Уйдя к себе, она опять начинает мучиться подозрениями. Все-таки странно… Такое совпадение…

Осторожно, выждав у двери в кабинет, когда там прекратились голоса, она вдруг приотворяет ее. Ей кажется, что Васючок, который сидит у стола один и что-то пишет, действительно, виновато-смущенно поворачивает к ней голову. Он усиленно щурит глаза, желая этим изобразить, что не доверяет своему зрению.

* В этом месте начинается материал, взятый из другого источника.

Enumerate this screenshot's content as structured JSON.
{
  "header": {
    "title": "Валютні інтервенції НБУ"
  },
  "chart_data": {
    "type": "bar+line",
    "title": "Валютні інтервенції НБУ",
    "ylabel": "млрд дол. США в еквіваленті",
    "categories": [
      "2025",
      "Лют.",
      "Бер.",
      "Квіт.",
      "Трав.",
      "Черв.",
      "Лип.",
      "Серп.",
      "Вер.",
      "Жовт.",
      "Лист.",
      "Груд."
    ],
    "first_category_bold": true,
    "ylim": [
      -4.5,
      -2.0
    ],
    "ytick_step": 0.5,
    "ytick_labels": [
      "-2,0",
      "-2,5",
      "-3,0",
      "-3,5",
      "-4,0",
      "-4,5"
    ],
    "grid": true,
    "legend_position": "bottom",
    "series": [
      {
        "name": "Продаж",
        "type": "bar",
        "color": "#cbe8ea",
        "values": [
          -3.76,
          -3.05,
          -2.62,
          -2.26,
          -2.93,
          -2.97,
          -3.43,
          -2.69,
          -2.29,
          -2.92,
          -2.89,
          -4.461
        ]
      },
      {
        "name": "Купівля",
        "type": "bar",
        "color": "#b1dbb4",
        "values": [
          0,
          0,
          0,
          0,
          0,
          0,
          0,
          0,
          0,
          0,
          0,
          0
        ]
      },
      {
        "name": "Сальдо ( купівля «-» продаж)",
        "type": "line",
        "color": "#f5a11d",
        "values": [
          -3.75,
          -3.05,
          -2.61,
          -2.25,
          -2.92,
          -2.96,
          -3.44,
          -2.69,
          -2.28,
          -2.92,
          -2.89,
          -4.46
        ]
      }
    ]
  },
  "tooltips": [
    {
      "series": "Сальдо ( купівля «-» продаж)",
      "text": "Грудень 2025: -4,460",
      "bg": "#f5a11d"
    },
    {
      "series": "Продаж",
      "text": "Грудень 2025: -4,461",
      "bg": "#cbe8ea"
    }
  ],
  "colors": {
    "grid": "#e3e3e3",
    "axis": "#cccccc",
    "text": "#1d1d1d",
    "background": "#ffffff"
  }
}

Да, это она. Разве она не может уже войти к нему в кабинет? К чему это искусственное, усиленное удивление? Чувствуя, как у нее падает голос, она спрашивает его от порога:

— Это ты звонил Софье Павловне?

— Софье Павловне?

Он старается разыграть наивность. Глаза он прячет, для чего снимает пенсне и делает вид, что хочет его протереть. Протирает долго, и все время глаза тяжело смотрят вниз. Ей хочется крикнуть:

— Васюк, что это? Ты хочешь мне солгать?

Но он спокойно поднимает взгляд и надевает пенсне. Его глаза смотрят неподвижно-бессмысленно и враждебно. Какой ужас!

— Васючок, ты говоришь мне неправду. Не пугай меня. Это ты сейчас звонил Софье Павловне и просил ее, чтобы она позвала меня вместе с собою на открытие сада?